[plt-scheme] create complex object @ compile time but made available @ run time?

From: Ryan Culpepper (ryanc at ccs.neu.edu)
Date: Wed Jun 13 10:20:55 EDT 2007

On Wed, 2007-06-13 at 10:42 +0200, Jens Axel Søgaard wrote:
> YC wrote:
> > 
> > On 6/13/07, *Jens Axel Søgaard* <jensaxel at soegaard.net 
> > <mailto:jensaxel at soegaard.net>> wrote:
> > 
> > 
> >      > The problem here is not that it is a complex object, but that
> >      > structure definitions are generative - it would have worked
> >      > if you used vectors. Back to the structure problem. To quote the
> >      > documentation:
> > 
> >      >   "Each time a define-struct expression is evaluated, a new structure
> >      >    type is created with distinct constructor, predicate,
> >     accessor, and
> >      >    mutator procedures."
> > 
> > 
> > Thanks for the great explanation Jens - this makes great sense - but is 
> > there a way to prevent struct being evaluated twice, once for (require) 
> > and once for (require-for-syntax)?  
> The semantics of require and require-for-syntax demand that the
> required module is evaluated twice, so I'd be inclined to say no.
> But there might be an alternative route. See below.
> > In the example you cited the double 
> > eval is clearly intended because each define-struct is enclosed 
> > lexcially and it makes sense that they are different structs (like 
> > enclosed lambda & variables are different), but IMHO 
> > (require-for-syntax) and (require) evaluate the same code twice is 
> > _surprising_ (I thought it's more like "importing" names to the 
> > transformation environment) - love to hear your and others' take on 
> > whether this is expected.
> The imported names are bound to values. Somewhere and at some time
> these values must have been evaluated. To run a piece of code,
> it must be expanded first. Since macros and what they depend on live
> in the transformation environment, values and structure definitions
> are needed in the transformer environment before they are needed
> in the runtime environment. One could argue that the values in the
> transformer enviroment could be reused in the runtime environment
> (that's what the defmacro system does), but that leads to a number
> of problems.
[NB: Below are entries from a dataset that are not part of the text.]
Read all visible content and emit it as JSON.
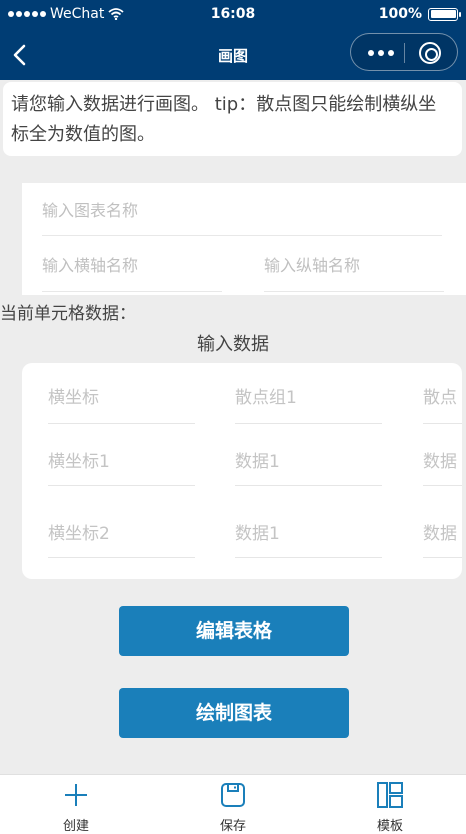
{
  "status_bar": {
    "carrier": "WeChat",
    "time": "16:08",
    "battery": "100%",
    "battery_level": 1.0
  },
  "nav": {
    "title": "画图",
    "back_icon": "chevron-left-icon",
    "more_icon": "more-dots-icon",
    "close_icon": "target-close-icon"
  },
  "tip": {
    "text": "请您输入数据进行画图。 tip：散点图只能绘制横纵坐标全为数值的图。"
  },
  "chart_fields": {
    "title_placeholder": "输入图表名称",
    "x_axis_placeholder": "输入横轴名称",
    "y_axis_placeholder": "输入纵轴名称"
  },
  "current_cell_label": "当前单元格数据：",
  "input_data_label": "输入数据",
  "table": {
    "rows": [
      [
        "横坐标",
        "散点组1",
        "散点"
      ],
      [
        "横坐标1",
        "数据1",
        "数据"
      ],
      [
        "横坐标2",
        "数据1",
        "数据"
      ]
    ]
  },
  "buttons": {
    "edit": "编辑表格",
    "draw": "绘制图表"
  },
  "tab_bar": {
    "items": [
      {
        "label": "创建",
        "icon": "plus-icon"
      },
      {
        "label": "保存",
        "icon": "save-icon"
      },
      {
        "label": "模板",
        "icon": "template-icon"
      }
    ]
  },
  "colors": {
    "nav_bg": "#003d74",
    "button_bg": "#1a7fba",
    "page_bg": "#ededed",
    "tab_icon": "#1a7fba"
  }
}
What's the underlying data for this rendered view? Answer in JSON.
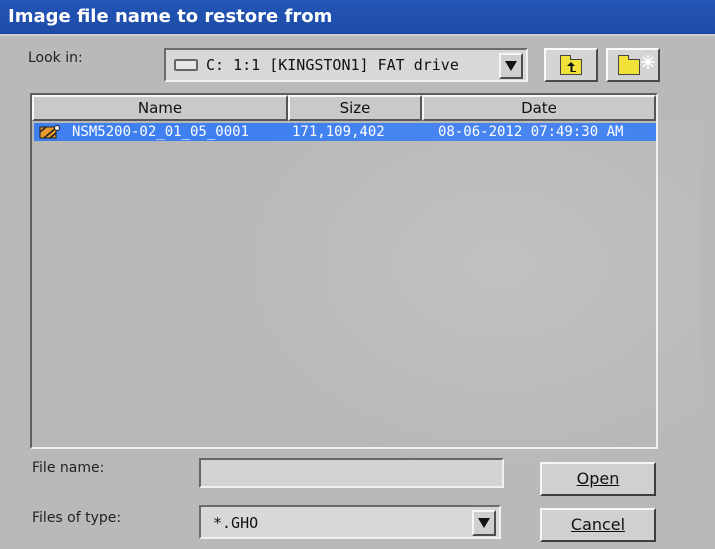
{
  "window": {
    "title": "Image file name to restore from"
  },
  "look_in": {
    "label": "Look in:",
    "value": "C: 1:1 [KINGSTON1] FAT drive"
  },
  "toolbar": {
    "up_icon": "folder-up-icon",
    "new_folder_icon": "new-folder-icon"
  },
  "file_list": {
    "columns": [
      "Name",
      "Size",
      "Date"
    ],
    "rows": [
      {
        "name": "NSM5200-02_01_05_0001",
        "size": "171,109,402",
        "date": "08-06-2012 07:49:30 AM",
        "selected": true
      }
    ]
  },
  "file_name": {
    "label": "File name:",
    "value": ""
  },
  "files_of_type": {
    "label": "Files of type:",
    "value": "*.GHO"
  },
  "buttons": {
    "open": "Open",
    "cancel": "Cancel"
  },
  "colors": {
    "titlebar": "#1e4aa6",
    "selection": "#3f7ff0",
    "background": "#b9b9b9"
  }
}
Problems that disappear, when the the runtime and the
> transformer environment are separated.
>   >     One solution is to calculate the values at expansion time, and
> >     then expand to (create-foo val1 ...). 
> > 
> > This is how I currently have it (but my code have multiple nested struct 
> > creations, which makes it difficult to fully leverage expansion time) - 
> > until I thought - why not try to see if the object(s) can be generated 
> > in compile time and return to run time... close but not quite :)
> *Maybe* the following technique can be used. The example features
> structures in structures. A square consists of four points. The
> macro (create-square n) calculates at expansion time the coordinates
> of the four corners of a square with side length 2*n (just to
> show an actual computation takes place).
> [...]

The code you gave uses 'print-convert' (lib "pconvert.ss") to generate
the syntax that would recreate the structure at run-time. It will
usually work for simple structures. But here are some problems that you
may encounter if you use that method for interesting values:

First, 'print-convert' produces uncompilable code (containing '...')
when it can't convert a value. This happens for procedures, structs it
cannot inspect, etc.

Second, 'print-convert' leaves syntax objects unconverted and unquoted.
When you use 'datum->syntax-object' on an S-expression that contains
embedded syntax objects, it doesn't quote them with an "extra layer" of
syntaxness; it stops and leaves them intact. Here's what happens to the
following value on the 'print-convert' trip:

    (list #'(+ 1 2)) ;; a list containing a single syntax object
    `(,#'(+ 1 2))
    #'`(,(+ 1 2))
    (list 3)

These effects can be truly baffling, especially if evaluating the
"expression" causes an error.

The only truly safe way I know of transferring values across phases is
to write your own 'X->X-syntax' serializer.